Select the user preference for when schemas should be generated and saved.

  • Never - A schema file will never be generated.

  • OnUse - A schema file will be generated the first time a table is referenced, provided the schema file for the table does not already exist.

  • OnStart - A schema file will be generated at connection time for tables that do not currently have a schema file.

  • OnCreate - A schema file will be generated when running a CREATE TABLE SQL query.

Maximum Results

The maximum number of total results to return from Elasticsearch when using the default Search API.

Max Rows

Limits the number of rows returned when no aggregation or GROUP BY is used in the query. This takes precedence over LIMIT clauses.

Other

This field is for properties that are used only in specific use cases.

Page size

Specify the maximum number of rows to fetch from Kafka.

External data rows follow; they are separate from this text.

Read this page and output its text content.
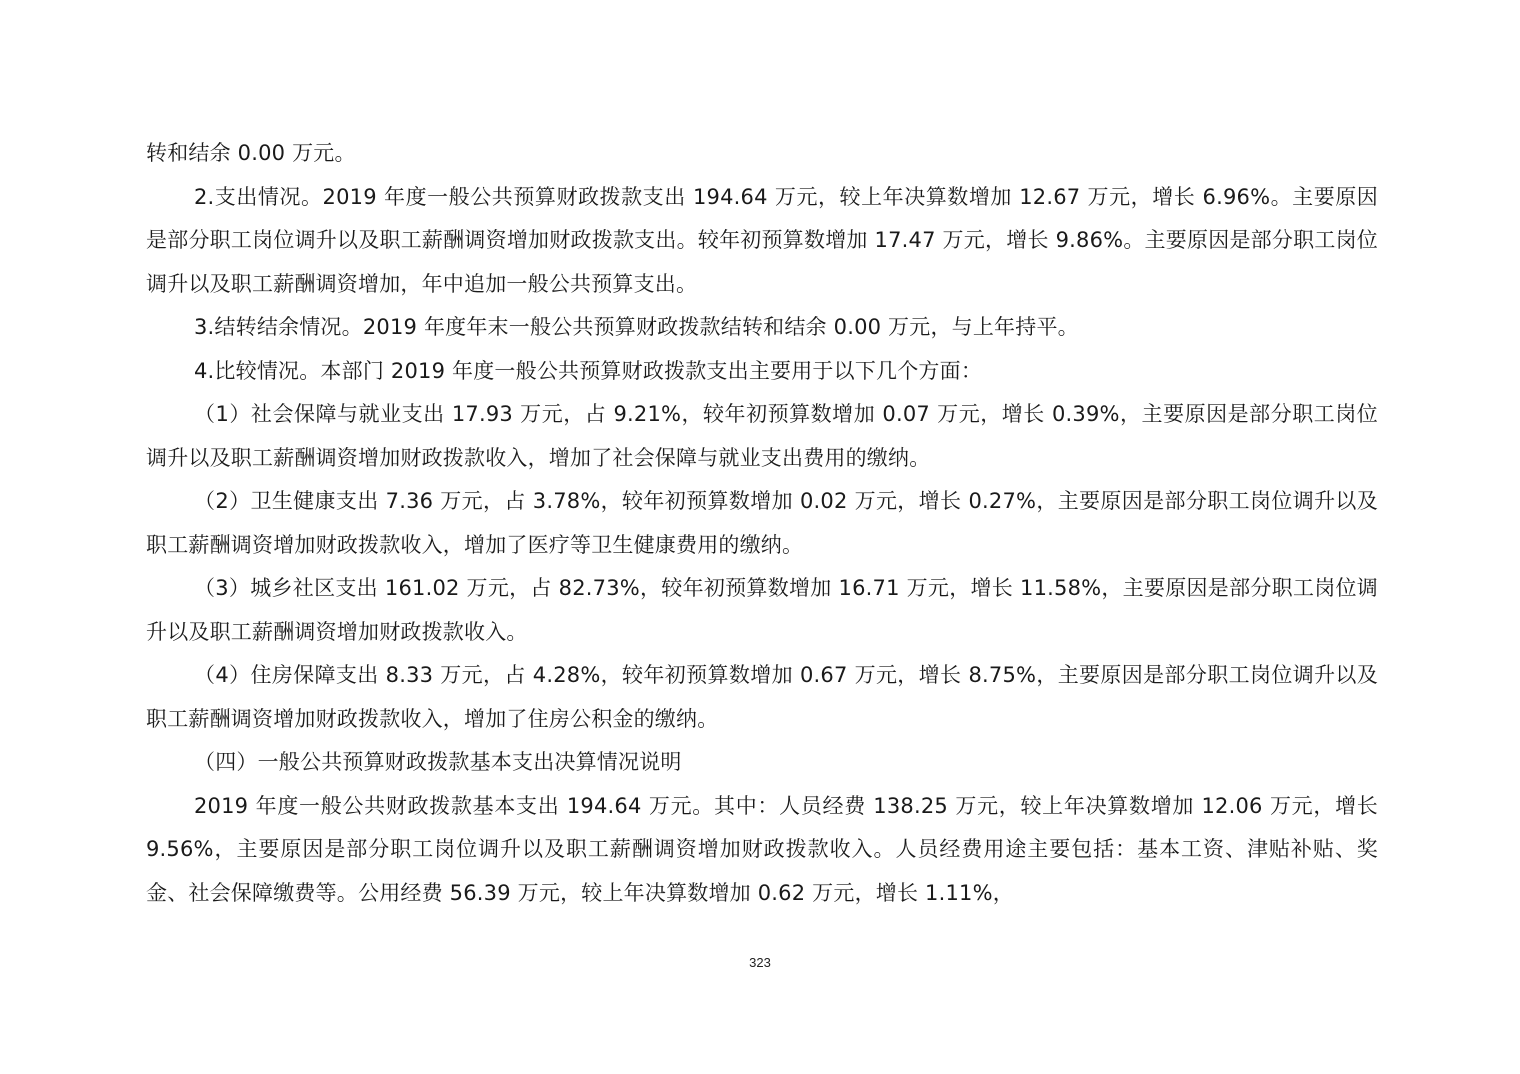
转和结余 0.00 万元。

2.支出情况。2019 年度一般公共预算财政拨款支出 194.64 万元，较上年决算数增加 12.67 万元，增长 6.96%。主要原因是部分职工岗位调升以及职工薪酬调资增加财政拨款支出。较年初预算数增加 17.47 万元，增长 9.86%。主要原因是部分职工岗位调升以及职工薪酬调资增加，年中追加一般公共预算支出。

3.结转结余情况。2019 年度年末一般公共预算财政拨款结转和结余 0.00 万元，与上年持平。

4.比较情况。本部门 2019 年度一般公共预算财政拨款支出主要用于以下几个方面：

（1）社会保障与就业支出 17.93 万元，占 9.21%，较年初预算数增加 0.07 万元，增长 0.39%，主要原因是部分职工岗位调升以及职工薪酬调资增加财政拨款收入，增加了社会保障与就业支出费用的缴纳。

（2）卫生健康支出 7.36 万元，占 3.78%，较年初预算数增加 0.02 万元，增长 0.27%，主要原因是部分职工岗位调升以及职工薪酬调资增加财政拨款收入，增加了医疗等卫生健康费用的缴纳。

（3）城乡社区支出 161.02 万元，占 82.73%，较年初预算数增加 16.71 万元，增长 11.58%，主要原因是部分职工岗位调升以及职工薪酬调资增加财政拨款收入。

（4）住房保障支出 8.33 万元，占 4.28%，较年初预算数增加 0.67 万元，增长 8.75%，主要原因是部分职工岗位调升以及职工薪酬调资增加财政拨款收入，增加了住房公积金的缴纳。

（四）一般公共预算财政拨款基本支出决算情况说明

2019 年度一般公共财政拨款基本支出 194.64 万元。其中：人员经费 138.25 万元，较上年决算数增加 12.06 万元，增长 9.56%，主要原因是部分职工岗位调升以及职工薪酬调资增加财政拨款收入。人员经费用途主要包括：基本工资、津贴补贴、奖金、社会保障缴费等。公用经费 56.39 万元，较上年决算数增加 0.62 万元，增长 1.11%，

323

The provider batches read to Kafka to reduce overhead. Instead of fetching a single row from the broker every time a query row is read, the provider will read multiple rows and save them to the resultset. Only the first row read from the resultset must wait for the broker. Later rows can be read out of this buffer directly.

This option controls the maximum number of rows the provider stores on the resultset. Setting this to a higher value will use more memory but requires waiting on the broker less often. Lower values will give lower throughput while using less memory.

Pagination Mode

Specifies whether to use PIT with search_after or scroll to the page through query results.

PIT Duration

Specifies the time unit to keep alive when retrieving results via PIT API.

Pool Idle Timeout

The allowed idle time for a connection before it is closed.

Pool Max Size

The maximum connections in the pool. The default is 100.

Pool Min Size

The minimum number of connections in the pool. The default is 1.

Pool Wait Time

The max seconds to wait for an available connection. The default value is 60 seconds.

Pseudo Columns

This property indicates whether or not to include pseudo columns as columns to the table.

Query Passthrough

Select this checkbox to pass exact queries to Elasticsearch.

Read only

Select this checkbox to enforce read-only access to Kafka from the provider.

Row Scan Depth

Specify the maximum number of messages to scan for the columns in the topic.

Setting a high value may decrease performance. Setting a low value may prevent the data type from being determined properly.

Scroll Duration

Specifies the time unit to keep alive when retrieving results via the Scroll API.

Timeout

Specify the value in seconds until the timeout error is thrown, canceling the operation.

Use Connection Pooling

Select this checkbox to enable connection pooling.

Use Fully Qualified Nested Table Name

Select this checkbox to set the generated table name as the complete source path when flattening nested documents using Relational DataModel.

User Defined Views

Specify the file path pointing to the JSON configuration file containing your custom views.

Obfuscate Literals

Obfuscate Literals — Enable this toggle to hide the details of the queries in the catalog page that are ingested via QLI or executed in Compose. Disabled by default.

Test Connection

Under Test Connection, click Test to validate network connectivity.

Note

You can only test connectivity after providing the authentication information.

Metadata Extraction

This connector supports metadata extraction (MDE) based on default queries built in the connector code but does not support custom query-based MDE. You can configure metadata extraction on the Metadata Extraction tab of the settings page.

For more information about the available configuration options, see Configure Metadata Extraction for OCF Data Sources.

Compose

For details about configuring the Compose tab of the Settings page, refer to Configure Compose for OCF Data Sources.

Sampling and Profiling

Sampling and profiling is supported. For details, see Configure Sampling and Profiling for OCF Data Sources.

Query Log Ingestion

Not supported.

Troubleshooting

Refer to Troubleshooting for information about logs.